On post-docker pre-kubernetes time I used `--cpuset-cpus` on docker args to dedicate specific cpus to redis instances, using CoreOS and fleet for cluster orchestration.

nopurpose · on Dec 31, 2021

> Afaik it just guarantees that you get scheduled on some cpu for the “right” amount of time. Not on which cpu that is.

If you set cpu request == cpu limits, then container will be pinned to CPU cores using cpuset command [0].

There is also a way to influence NUMA node allocation using Memory Manager [1]

[0] https://kubernetes.io/docs/tasks/administer-cluster/cpu-mana...

[1] https://kubernetes.io/docs/tasks/administer-cluster/memory-m...

ncmncm · on Dec 31, 2021

Another reason to put off moving to kubernetes.

watt · on Jan 1, 2022

We use Kubernetes to host apps running Node.js, and K8s is great in keeping the apps running, scaling the pods and rolling out upgrades. Use the right tool for the job. If you are trying to saturate 24-core server with CPU-bound computation, don't think Kubernetes.

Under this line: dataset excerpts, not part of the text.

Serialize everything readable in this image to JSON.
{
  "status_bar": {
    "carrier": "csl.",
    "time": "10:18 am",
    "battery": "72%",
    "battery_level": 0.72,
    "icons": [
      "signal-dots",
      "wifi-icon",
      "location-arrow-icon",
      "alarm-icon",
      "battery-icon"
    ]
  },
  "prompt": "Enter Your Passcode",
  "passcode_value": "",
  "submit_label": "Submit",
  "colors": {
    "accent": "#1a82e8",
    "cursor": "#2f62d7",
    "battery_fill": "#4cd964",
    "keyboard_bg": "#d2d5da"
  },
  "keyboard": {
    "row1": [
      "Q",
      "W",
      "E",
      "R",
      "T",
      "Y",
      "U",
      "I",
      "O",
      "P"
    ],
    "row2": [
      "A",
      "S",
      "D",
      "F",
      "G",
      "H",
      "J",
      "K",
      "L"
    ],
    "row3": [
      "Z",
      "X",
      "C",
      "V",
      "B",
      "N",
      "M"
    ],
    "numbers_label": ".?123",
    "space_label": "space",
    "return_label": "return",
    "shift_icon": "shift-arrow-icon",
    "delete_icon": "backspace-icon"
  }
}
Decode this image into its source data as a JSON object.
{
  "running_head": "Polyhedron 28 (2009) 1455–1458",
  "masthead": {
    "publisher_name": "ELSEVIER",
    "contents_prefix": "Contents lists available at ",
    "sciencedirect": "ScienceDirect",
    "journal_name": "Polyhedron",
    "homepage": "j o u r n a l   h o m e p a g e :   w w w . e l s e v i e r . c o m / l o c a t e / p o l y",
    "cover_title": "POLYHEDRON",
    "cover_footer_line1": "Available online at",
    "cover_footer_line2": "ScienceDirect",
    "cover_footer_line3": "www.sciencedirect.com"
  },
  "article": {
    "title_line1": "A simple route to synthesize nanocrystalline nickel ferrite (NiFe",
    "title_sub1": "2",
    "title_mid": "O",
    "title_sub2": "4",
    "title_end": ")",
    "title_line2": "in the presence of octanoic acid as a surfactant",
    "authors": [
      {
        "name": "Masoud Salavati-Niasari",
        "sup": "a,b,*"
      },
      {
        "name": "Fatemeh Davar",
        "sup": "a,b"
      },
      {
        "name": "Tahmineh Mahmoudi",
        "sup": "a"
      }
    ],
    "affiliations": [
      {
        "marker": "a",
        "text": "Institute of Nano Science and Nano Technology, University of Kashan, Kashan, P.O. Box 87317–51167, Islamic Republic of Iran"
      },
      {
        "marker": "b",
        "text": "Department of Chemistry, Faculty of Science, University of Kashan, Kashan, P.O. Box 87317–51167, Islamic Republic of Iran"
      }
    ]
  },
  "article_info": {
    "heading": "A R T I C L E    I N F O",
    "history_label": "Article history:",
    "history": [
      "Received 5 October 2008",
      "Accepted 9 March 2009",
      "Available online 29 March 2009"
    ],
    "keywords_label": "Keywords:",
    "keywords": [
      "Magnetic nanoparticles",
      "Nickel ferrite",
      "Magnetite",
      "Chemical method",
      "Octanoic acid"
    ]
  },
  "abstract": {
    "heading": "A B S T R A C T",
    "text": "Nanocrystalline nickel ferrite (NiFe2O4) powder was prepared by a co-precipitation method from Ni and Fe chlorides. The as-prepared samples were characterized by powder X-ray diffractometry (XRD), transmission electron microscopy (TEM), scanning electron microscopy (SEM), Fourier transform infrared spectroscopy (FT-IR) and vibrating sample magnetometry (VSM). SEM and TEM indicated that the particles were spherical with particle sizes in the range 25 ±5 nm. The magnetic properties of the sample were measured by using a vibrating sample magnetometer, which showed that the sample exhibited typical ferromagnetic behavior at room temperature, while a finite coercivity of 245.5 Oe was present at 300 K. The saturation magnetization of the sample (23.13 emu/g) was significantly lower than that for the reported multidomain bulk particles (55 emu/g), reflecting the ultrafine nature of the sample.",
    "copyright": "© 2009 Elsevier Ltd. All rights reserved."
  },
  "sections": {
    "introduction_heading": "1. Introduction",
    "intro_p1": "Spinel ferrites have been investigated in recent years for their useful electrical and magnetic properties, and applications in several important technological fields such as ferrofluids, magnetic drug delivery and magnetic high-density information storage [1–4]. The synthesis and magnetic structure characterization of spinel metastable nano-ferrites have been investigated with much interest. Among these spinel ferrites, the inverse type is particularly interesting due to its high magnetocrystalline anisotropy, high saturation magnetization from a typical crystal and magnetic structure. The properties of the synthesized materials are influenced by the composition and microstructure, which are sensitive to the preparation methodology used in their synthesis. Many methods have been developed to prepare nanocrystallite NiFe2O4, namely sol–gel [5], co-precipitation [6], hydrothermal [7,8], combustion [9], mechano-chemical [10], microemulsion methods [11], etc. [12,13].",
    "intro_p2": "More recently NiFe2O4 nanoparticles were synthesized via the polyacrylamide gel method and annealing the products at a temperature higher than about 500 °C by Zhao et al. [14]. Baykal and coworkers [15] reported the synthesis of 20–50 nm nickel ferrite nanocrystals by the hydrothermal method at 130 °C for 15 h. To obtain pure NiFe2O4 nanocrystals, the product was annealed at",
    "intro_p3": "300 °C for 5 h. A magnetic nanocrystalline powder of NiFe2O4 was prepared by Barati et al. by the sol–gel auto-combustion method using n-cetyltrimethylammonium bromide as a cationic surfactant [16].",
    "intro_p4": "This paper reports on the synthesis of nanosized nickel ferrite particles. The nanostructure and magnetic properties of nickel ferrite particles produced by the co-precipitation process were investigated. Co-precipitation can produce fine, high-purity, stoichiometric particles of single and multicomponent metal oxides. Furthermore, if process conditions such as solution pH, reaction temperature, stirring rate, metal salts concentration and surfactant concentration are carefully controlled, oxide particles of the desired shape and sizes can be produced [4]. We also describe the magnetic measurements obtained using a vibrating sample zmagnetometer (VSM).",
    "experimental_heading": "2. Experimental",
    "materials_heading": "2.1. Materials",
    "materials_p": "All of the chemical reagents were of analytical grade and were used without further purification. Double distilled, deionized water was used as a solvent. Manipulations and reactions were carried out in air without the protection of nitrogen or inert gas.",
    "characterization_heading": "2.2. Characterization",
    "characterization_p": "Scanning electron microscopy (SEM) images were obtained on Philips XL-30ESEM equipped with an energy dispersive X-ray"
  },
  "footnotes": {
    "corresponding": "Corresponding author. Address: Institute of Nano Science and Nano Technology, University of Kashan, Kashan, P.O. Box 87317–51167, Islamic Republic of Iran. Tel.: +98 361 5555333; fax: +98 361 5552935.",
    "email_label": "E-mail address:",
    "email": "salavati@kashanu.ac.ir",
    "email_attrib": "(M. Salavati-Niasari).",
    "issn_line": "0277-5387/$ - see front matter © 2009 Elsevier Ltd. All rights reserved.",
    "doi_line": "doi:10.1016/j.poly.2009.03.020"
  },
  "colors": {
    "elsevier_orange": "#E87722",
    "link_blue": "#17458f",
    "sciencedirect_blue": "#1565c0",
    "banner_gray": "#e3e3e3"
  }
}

masklinn · on Dec 31, 2021

> Do we have requests that take longer, or did Linux do something dumb with thread affinity?

Yes.

Cross-socket communications do take longer, but a properly configured NUMA-aware OS should probably have segregated threads of the same process to the same socket, so the performance should have increased linearly from 1 to 12 threads, then fallen off a cliff as the cross-socket effect started blowing up performances.